There are no wards, long hallways, or corridors at the facility. Residents live in groups of six or seven to a house, with one or two caretakers. Perhaps the most unique element of the facility—apart from the stealthy “gardener” caretakers—is its approach toward housing.

Hogeway features 23 uniquely stylized homes, furnished around the time period when residents’ short-term memories stopped properly functioning. There are homes resembling the 1950s, 1970s, and 2000s, accurate down to the tablecloths, because it helps residents feel as if they’re home. Residents are cared for by 250 full- and part-time geriatric nurses and specialists, who wander the town and hold a myriad of occupations in the village, like cashiers, grocery-store attendees, and post-office clerks. Finances are often one of the trickier life skills for dementia or Alzheimer’s patients to retain, which is why Hogewey takes it out of the equation; everything is included with the family’s payment plan, and there is no currency exchanged within the confines of the village. …

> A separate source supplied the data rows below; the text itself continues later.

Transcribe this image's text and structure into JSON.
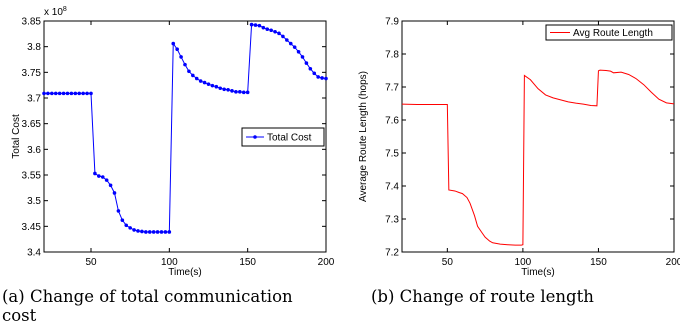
{
  "captions": {
    "left_line1": "(a) Change of total communication",
    "left_line2": "cost",
    "right": "(b) Change of route length"
  },
  "chart_data": [
    {
      "type": "line",
      "title": "",
      "xlabel": "Time(s)",
      "ylabel": "Total Cost",
      "multiplier": "x 10",
      "multiplier_exp": "8",
      "xlim": [
        20,
        200
      ],
      "ylim": [
        3.4,
        3.85
      ],
      "xticks": [
        50,
        100,
        150,
        200
      ],
      "yticks": [
        3.4,
        3.45,
        3.5,
        3.55,
        3.6,
        3.65,
        3.7,
        3.75,
        3.8,
        3.85
      ],
      "ytick_labels": [
        "3.4",
        "3.45",
        "3.5",
        "3.55",
        "3.6",
        "3.65",
        "3.7",
        "3.75",
        "3.8",
        "3.85"
      ],
      "grid": false,
      "legend_position": "right",
      "color": "#0000ff",
      "series": [
        {
          "name": "Total Cost",
          "markers": true,
          "x": [
            20,
            22.5,
            25,
            27.5,
            30,
            32.5,
            35,
            37.5,
            40,
            42.5,
            45,
            47.5,
            50,
            52.5,
            55,
            57.5,
            60,
            62.5,
            65,
            67.5,
            70,
            72.5,
            75,
            77.5,
            80,
            82.5,
            85,
            87.5,
            90,
            92.5,
            95,
            97.5,
            100,
            102.5,
            105,
            107.5,
            110,
            112.5,
            115,
            117.5,
            120,
            122.5,
            125,
            127.5,
            130,
            132.5,
            135,
            137.5,
            140,
            142.5,
            145,
            147.5,
            150,
            152.5,
            155,
            157.5,
            160,
            162.5,
            165,
            167.5,
            170,
            172.5,
            175,
            177.5,
            180,
            182.5,
            185,
            187.5,
            190,
            192.5,
            195,
            197.5,
            200
          ],
          "y": [
            3.709,
            3.709,
            3.709,
            3.709,
            3.709,
            3.709,
            3.709,
            3.709,
            3.709,
            3.709,
            3.709,
            3.709,
            3.709,
            3.553,
            3.548,
            3.546,
            3.54,
            3.53,
            3.515,
            3.48,
            3.462,
            3.452,
            3.447,
            3.443,
            3.441,
            3.44,
            3.439,
            3.439,
            3.439,
            3.439,
            3.439,
            3.439,
            3.439,
            3.806,
            3.795,
            3.78,
            3.765,
            3.752,
            3.744,
            3.738,
            3.733,
            3.73,
            3.727,
            3.724,
            3.722,
            3.719,
            3.717,
            3.716,
            3.714,
            3.712,
            3.712,
            3.711,
            3.711,
            3.843,
            3.842,
            3.841,
            3.837,
            3.834,
            3.832,
            3.829,
            3.826,
            3.82,
            3.813,
            3.806,
            3.799,
            3.79,
            3.78,
            3.768,
            3.757,
            3.748,
            3.741,
            3.739,
            3.738
          ]
        }
      ]
    },
    {
      "type": "line",
      "title": "",
      "xlabel": "Time(s)",
      "ylabel": "Average Route Length (hops)",
      "xlim": [
        20,
        200
      ],
      "ylim": [
        7.2,
        7.9
      ],
      "xticks": [
        50,
        100,
        150,
        200
      ],
      "yticks": [
        7.2,
        7.3,
        7.4,
        7.5,
        7.6,
        7.7,
        7.8,
        7.9
      ],
      "ytick_labels": [
        "7.2",
        "7.3",
        "7.4",
        "7.5",
        "7.6",
        "7.7",
        "7.8",
        "7.9"
      ],
      "grid": false,
      "legend_position": "top-right",
      "color": "#ff0000",
      "series": [
        {
          "name": "Avg Route Length",
          "markers": false,
          "x": [
            20,
            30,
            40,
            48,
            50,
            51,
            55,
            58,
            60,
            63,
            65,
            68,
            70,
            73,
            75,
            78,
            80,
            85,
            90,
            95,
            99,
            100,
            101,
            105,
            110,
            115,
            120,
            125,
            130,
            135,
            140,
            145,
            149,
            150,
            151,
            155,
            158,
            160,
            165,
            170,
            175,
            180,
            185,
            190,
            195,
            200
          ],
          "y": [
            7.648,
            7.647,
            7.647,
            7.647,
            7.647,
            7.388,
            7.385,
            7.38,
            7.377,
            7.365,
            7.348,
            7.31,
            7.278,
            7.258,
            7.245,
            7.233,
            7.228,
            7.224,
            7.222,
            7.221,
            7.221,
            7.222,
            7.735,
            7.722,
            7.695,
            7.676,
            7.667,
            7.661,
            7.655,
            7.651,
            7.648,
            7.644,
            7.643,
            7.749,
            7.751,
            7.75,
            7.748,
            7.743,
            7.745,
            7.738,
            7.725,
            7.707,
            7.684,
            7.663,
            7.652,
            7.649
          ]
        }
      ]
    }
  ]
}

In the years since Hogewey’s founding, dementia experts from the United States, United Kingdom, Ireland, Germany, Japan, Norway, Switzerland, and Australia have all flocked to the unassuming Dutch town in the hopes of finding a blueprint for handling the global problem. While dementia-only living facilities have been created outside the Netherlands, none of them have offered the amenities or level of care per patient that Hogeway provides. Last year, inspired by Hogewey, a nursing home in Fartown, England, built a 1950s village for its residents; a similar project is underway in Wiedlisbach, Switzerland. But because cost is one of the greatest barriers to making self-contained villages the standard in dementia care, it would be extremely difficult to implement in a non-socialized healthcare system—meaning that in the U.S., a facility like Hogewey might be impossible for the forseeable future.